Now’s the Time to Upgrade Spreadsheets & Wikis
ADRs and Tech Radars have emerged as popular open source tools to help you plan for and document tech stack decisions. However, businesses must take it a step further and have a system of record over time, not just the point-in-time decision-making process.
The best stack tracking tools make it easy to see what is in place across the company and automatically update and notify stakeholders when changes are made to the stack. Private StackShare for Teams allows businesses to get a full picture of their software stacks, track and see changes, and facilitate collaboration using technology that can automatically connect to repositories, pull a complete picture of open source technology use across the enterprise, and allow everyone to see it all in a role-based dashboard.
Anytime a developer merges a pull request that contains stack changes in a connected repository, that change is automatically documented. The dashboard shows alerts anytime a tool is added, removed or a version is changed.

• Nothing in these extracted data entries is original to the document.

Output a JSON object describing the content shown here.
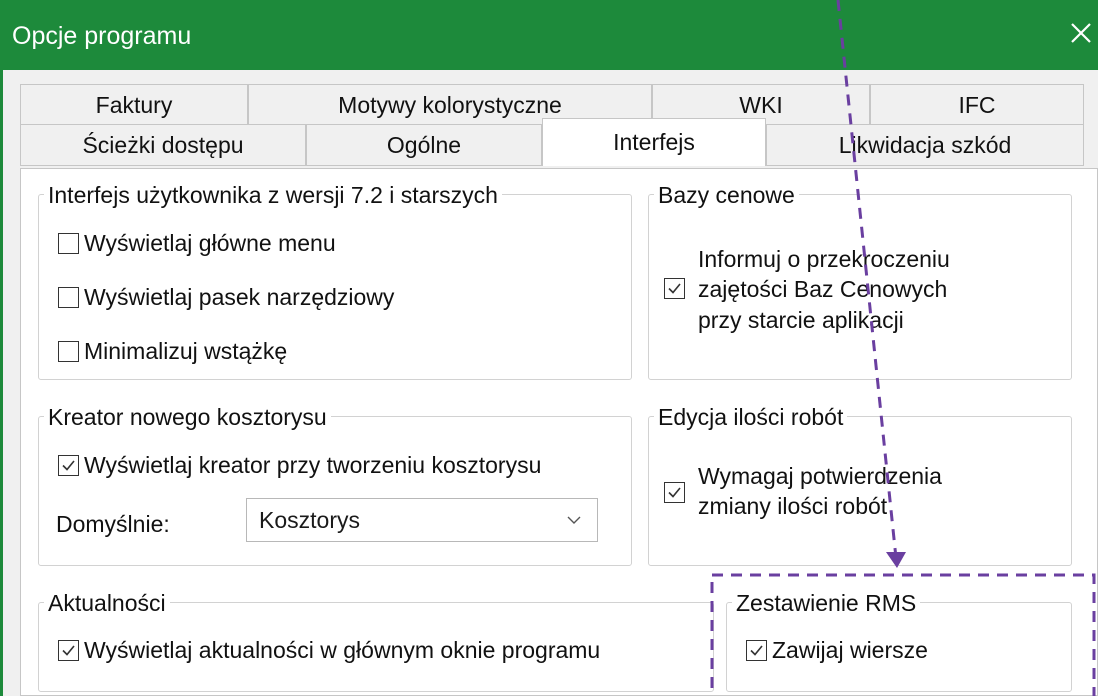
{
  "window": {
    "title": "Opcje programu",
    "close_icon": "close-icon"
  },
  "tabs": {
    "row1": [
      "Faktury",
      "Motywy kolorystyczne",
      "WKI",
      "IFC"
    ],
    "row2": [
      "Ścieżki dostępu",
      "Ogólne",
      "Interfejs",
      "Likwidacja szkód"
    ],
    "active": "Interfejs"
  },
  "groups": {
    "interfejs": {
      "title": "Interfejs użytkownika z wersji 7.2 i starszych",
      "items": [
        {
          "label": "Wyświetlaj główne menu",
          "checked": false
        },
        {
          "label": "Wyświetlaj pasek narzędziowy",
          "checked": false
        },
        {
          "label": "Minimalizuj wstążkę",
          "checked": false
        }
      ]
    },
    "bazy": {
      "title": "Bazy cenowe",
      "lines": [
        "Informuj o przekroczeniu",
        "zajętości Baz Cenowych",
        "przy starcie aplikacji"
      ],
      "checked": true
    },
    "kreator": {
      "title": "Kreator nowego kosztorysu",
      "checkbox_label": "Wyświetlaj kreator przy tworzeniu kosztorysu",
      "checked": true,
      "default_label": "Domyślnie:",
      "select_value": "Kosztorys"
    },
    "edycja": {
      "title": "Edycja ilości robót",
      "lines": [
        "Wymagaj potwierdzenia",
        "zmiany ilości robót"
      ],
      "checked": true
    },
    "aktualnosci": {
      "title": "Aktualności",
      "checkbox_label": "Wyświetlaj aktualności w głównym oknie programu",
      "checked": true
    },
    "rms": {
      "title": "Zestawienie RMS",
      "checkbox_label": "Zawijaj wiersze",
      "checked": true
    }
  },
  "colors": {
    "title_bar": "#1d8a3b",
    "annotation": "#6a3fa0"
  }
}
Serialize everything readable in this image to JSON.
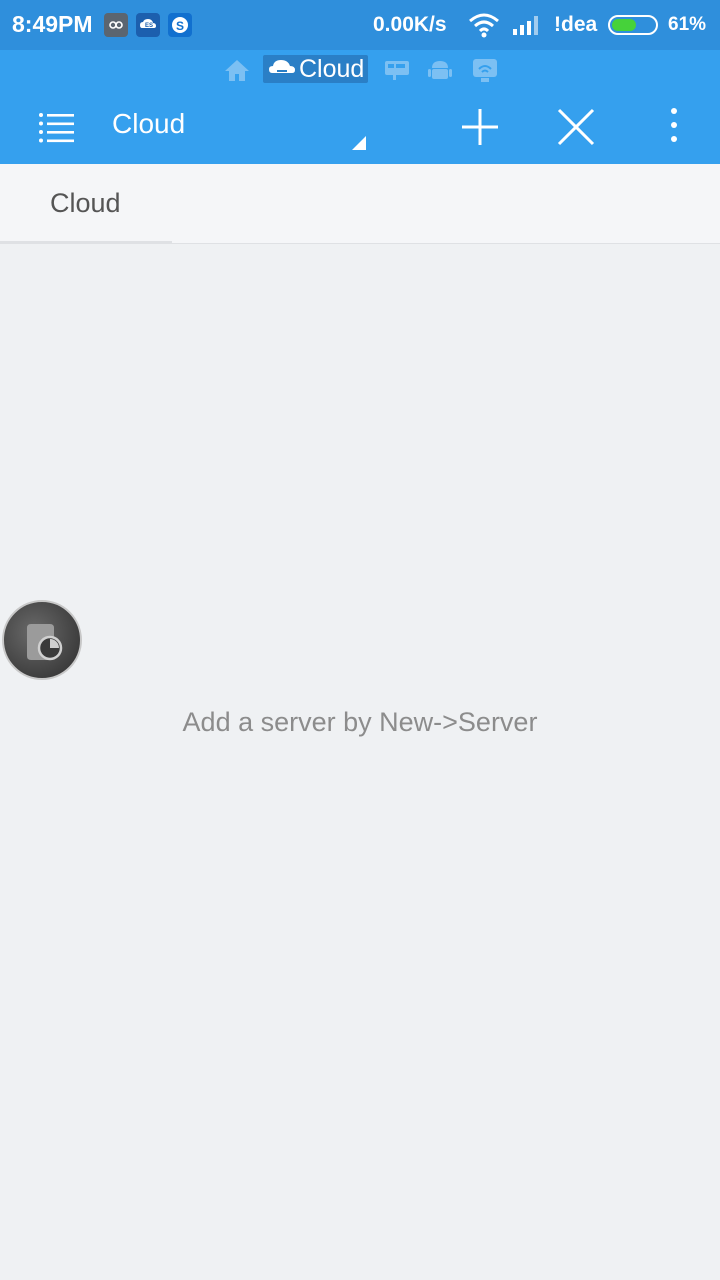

You can search across private and public stacks, to speed development while also ensuring secure use of components and tools.
This all eases and encourages collaboration across engineering teams because colleagues can easily identify and ask those who have used specific technologies for advice, while also proactively alerting developers when a specific technology is tagged in their post. And all of it further paves the path for all of the stakeholders around the tech stack.
Private StackShare for Teams is the modern way to track your tech stack, giving you access to the wealth of technical knowledge across your company and drawing technology insights from your Git repos.